He he...it's not funny...ha ha ha! Sorry. Olivia Murray at the American Thinker reports that Cuban communists fumble the economy so badly that they now import sugar - at $25 a pound One does wonder just how this can happen. But, as we have contended at this site for a long time now, communism doesn't work as advertised. It works fine for giving a lot of power and money to a few at the top, and immiserating everyone else though. I contned that the true purpose of any socialist scheme is a power grab, with a bunch of high minded words to make the pill go down easier for the suckers...er...the useful idiots.

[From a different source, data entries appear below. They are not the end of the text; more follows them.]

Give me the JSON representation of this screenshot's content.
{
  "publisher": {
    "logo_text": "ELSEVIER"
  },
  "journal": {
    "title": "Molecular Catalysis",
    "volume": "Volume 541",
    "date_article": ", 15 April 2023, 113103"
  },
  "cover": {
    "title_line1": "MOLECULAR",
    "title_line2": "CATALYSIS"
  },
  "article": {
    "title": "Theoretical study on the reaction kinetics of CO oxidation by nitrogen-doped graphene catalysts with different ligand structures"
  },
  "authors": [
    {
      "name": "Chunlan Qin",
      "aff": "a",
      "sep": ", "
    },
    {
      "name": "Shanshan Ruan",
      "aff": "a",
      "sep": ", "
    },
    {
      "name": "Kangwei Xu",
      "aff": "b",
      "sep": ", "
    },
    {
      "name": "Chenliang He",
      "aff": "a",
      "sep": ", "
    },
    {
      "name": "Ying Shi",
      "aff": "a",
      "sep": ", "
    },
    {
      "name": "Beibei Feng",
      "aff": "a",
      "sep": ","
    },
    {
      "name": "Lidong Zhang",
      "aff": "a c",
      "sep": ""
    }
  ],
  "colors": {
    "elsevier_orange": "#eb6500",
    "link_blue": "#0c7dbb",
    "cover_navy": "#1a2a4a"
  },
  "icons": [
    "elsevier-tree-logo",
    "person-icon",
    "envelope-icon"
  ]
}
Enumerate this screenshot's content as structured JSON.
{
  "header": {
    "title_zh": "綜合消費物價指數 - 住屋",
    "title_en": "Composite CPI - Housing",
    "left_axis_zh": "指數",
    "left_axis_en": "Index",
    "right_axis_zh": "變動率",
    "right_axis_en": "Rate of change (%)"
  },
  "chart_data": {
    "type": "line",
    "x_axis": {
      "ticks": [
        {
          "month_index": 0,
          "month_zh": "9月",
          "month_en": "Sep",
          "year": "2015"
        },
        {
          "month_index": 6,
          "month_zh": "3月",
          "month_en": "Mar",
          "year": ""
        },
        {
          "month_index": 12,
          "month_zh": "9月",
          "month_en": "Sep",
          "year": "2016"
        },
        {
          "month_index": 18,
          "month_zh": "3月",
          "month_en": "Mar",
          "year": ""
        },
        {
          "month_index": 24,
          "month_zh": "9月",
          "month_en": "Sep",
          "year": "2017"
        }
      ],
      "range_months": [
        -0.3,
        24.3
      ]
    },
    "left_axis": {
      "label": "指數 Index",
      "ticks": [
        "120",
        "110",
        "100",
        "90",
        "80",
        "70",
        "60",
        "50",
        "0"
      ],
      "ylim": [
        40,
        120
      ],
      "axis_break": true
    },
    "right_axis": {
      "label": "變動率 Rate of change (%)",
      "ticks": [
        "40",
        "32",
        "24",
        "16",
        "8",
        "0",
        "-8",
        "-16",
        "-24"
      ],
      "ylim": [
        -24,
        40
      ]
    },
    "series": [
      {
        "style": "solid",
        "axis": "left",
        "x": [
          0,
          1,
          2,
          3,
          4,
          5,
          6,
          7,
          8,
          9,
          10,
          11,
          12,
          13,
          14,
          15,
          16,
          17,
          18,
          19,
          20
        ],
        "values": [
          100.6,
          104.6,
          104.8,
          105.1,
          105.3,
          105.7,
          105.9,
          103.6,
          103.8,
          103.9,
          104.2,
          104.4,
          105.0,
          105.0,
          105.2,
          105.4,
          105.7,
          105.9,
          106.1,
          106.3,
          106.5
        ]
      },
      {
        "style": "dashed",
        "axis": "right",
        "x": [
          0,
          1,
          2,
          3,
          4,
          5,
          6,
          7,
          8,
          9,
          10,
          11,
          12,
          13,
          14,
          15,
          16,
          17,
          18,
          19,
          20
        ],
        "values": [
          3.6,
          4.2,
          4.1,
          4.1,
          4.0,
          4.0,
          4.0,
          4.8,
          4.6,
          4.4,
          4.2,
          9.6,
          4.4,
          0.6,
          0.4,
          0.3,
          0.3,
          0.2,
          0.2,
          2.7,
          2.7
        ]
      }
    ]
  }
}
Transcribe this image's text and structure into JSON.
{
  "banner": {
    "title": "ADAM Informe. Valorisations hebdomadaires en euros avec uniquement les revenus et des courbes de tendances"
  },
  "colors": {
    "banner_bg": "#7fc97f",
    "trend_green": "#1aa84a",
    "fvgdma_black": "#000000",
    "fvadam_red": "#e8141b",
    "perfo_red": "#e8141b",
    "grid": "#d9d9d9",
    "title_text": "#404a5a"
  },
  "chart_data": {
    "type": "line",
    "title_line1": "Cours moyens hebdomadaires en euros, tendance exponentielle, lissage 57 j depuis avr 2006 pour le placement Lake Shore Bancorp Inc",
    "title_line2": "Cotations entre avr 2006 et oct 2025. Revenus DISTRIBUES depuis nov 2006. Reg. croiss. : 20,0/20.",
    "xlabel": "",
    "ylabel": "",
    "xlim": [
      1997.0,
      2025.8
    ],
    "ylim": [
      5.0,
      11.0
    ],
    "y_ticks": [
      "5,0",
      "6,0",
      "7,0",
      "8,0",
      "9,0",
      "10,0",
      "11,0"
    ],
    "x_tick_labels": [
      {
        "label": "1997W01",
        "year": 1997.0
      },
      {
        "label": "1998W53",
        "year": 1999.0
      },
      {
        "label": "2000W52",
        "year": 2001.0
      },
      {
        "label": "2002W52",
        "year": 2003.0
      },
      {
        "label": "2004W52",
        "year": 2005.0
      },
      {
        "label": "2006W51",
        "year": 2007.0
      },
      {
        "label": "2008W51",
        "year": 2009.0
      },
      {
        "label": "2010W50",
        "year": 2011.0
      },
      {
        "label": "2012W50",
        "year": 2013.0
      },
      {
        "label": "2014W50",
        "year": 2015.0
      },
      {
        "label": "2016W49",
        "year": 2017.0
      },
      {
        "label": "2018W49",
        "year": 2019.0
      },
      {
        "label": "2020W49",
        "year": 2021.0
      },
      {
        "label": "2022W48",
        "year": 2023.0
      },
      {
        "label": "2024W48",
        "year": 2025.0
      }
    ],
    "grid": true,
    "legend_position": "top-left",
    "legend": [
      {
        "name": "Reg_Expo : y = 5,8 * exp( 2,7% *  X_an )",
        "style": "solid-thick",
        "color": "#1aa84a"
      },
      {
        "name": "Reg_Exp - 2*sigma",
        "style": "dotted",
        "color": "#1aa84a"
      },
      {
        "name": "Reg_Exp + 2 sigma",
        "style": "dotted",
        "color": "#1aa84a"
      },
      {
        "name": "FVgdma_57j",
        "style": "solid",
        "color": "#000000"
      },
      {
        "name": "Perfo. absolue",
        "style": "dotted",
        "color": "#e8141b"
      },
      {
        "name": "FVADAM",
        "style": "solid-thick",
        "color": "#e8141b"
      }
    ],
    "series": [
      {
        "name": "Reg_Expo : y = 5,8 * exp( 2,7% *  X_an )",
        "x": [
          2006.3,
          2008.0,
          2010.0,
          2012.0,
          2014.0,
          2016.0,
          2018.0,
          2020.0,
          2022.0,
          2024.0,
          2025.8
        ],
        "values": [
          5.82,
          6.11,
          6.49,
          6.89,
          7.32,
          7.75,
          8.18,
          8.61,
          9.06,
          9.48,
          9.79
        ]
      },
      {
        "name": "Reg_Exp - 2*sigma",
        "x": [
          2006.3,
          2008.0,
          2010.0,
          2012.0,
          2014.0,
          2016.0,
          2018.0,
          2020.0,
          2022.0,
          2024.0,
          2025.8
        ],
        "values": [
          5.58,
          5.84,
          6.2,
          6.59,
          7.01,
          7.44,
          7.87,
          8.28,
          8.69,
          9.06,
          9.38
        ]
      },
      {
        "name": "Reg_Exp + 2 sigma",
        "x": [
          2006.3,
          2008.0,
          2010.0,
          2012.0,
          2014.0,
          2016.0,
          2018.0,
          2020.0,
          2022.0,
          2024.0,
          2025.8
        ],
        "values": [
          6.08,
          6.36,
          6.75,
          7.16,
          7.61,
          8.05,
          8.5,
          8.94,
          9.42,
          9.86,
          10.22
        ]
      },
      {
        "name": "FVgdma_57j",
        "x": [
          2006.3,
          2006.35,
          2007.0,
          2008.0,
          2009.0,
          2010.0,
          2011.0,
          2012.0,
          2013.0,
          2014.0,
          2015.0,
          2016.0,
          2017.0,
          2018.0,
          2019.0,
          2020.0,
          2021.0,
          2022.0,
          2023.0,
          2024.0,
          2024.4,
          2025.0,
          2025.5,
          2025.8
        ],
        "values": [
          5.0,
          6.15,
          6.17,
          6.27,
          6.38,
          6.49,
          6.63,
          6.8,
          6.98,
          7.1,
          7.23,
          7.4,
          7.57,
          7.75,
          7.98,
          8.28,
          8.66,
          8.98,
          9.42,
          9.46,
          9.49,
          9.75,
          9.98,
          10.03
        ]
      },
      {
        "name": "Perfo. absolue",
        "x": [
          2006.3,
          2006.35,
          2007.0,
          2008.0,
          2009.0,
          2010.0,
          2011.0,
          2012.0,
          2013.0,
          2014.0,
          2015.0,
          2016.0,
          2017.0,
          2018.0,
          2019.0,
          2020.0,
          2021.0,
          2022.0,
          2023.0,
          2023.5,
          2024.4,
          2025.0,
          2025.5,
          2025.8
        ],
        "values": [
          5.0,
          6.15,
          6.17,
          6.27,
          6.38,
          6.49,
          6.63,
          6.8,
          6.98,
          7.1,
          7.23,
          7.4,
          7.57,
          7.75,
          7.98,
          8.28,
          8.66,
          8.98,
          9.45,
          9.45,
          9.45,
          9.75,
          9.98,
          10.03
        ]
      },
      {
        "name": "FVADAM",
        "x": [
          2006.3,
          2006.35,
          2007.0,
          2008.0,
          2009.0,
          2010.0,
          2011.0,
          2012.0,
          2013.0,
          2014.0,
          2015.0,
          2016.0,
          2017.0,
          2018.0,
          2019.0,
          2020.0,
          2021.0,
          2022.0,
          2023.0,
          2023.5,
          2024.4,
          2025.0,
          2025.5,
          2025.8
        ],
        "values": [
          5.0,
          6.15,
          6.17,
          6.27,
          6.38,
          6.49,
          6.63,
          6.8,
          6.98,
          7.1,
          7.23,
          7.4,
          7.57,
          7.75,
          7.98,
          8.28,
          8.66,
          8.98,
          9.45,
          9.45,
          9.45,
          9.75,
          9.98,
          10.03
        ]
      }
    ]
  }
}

For the better part of a century, Cuba has been under the control of communists and their ideologies, and the previously inconceivable has finally happened—they’ve run out of sugar. Like John Hinderaker at Powerline quipped, “This is like Libya running out of sand.”
Or…like Alabama running out of cotton.
Like Costa Rica running out of pineapples.
Like Russia running out of vodka.
Like Saudi Arabia running out of oil.
Like China running out of rice.
Like the Midwest running out of corn.
Like Afghanistan running out of opium.
How is this even possible? Do you really even have to do anything to get a tropical crop to grow on an island nation with a literal year-round growing season?
Oh, but you are one of those who say that true communism has never been tried. If it had been tried, communism works in theory? (See what I mean by "useful idiots"?) Michael Malice would disagree.
Here’s what Russian-born Michael Malice recently said, via John Stossel:
‘One thing that drives me crazy,’ says Malice, ‘is when people say, ‘Communism works in theory.’ … Everything works in theory. Reality is how you determine how something works or not!’
I built a flying car, but it only flies...in theory.
I made an invisibility cloak, but it only hides a person...in theory.
I invented anti-gravity boots, but they only float...in theory.
I created a weight loss pill that makes the pounds just fly off a person, but it only works...in theory.
Stupid, right? Yes, and that’s exactly how asinine the “in theory” claim sounds.
As Hindraker points out in his article, sugar now costs Cubans $25 a pound in a place where it is grown, while in the United States in costs $1 a pound. Enough said.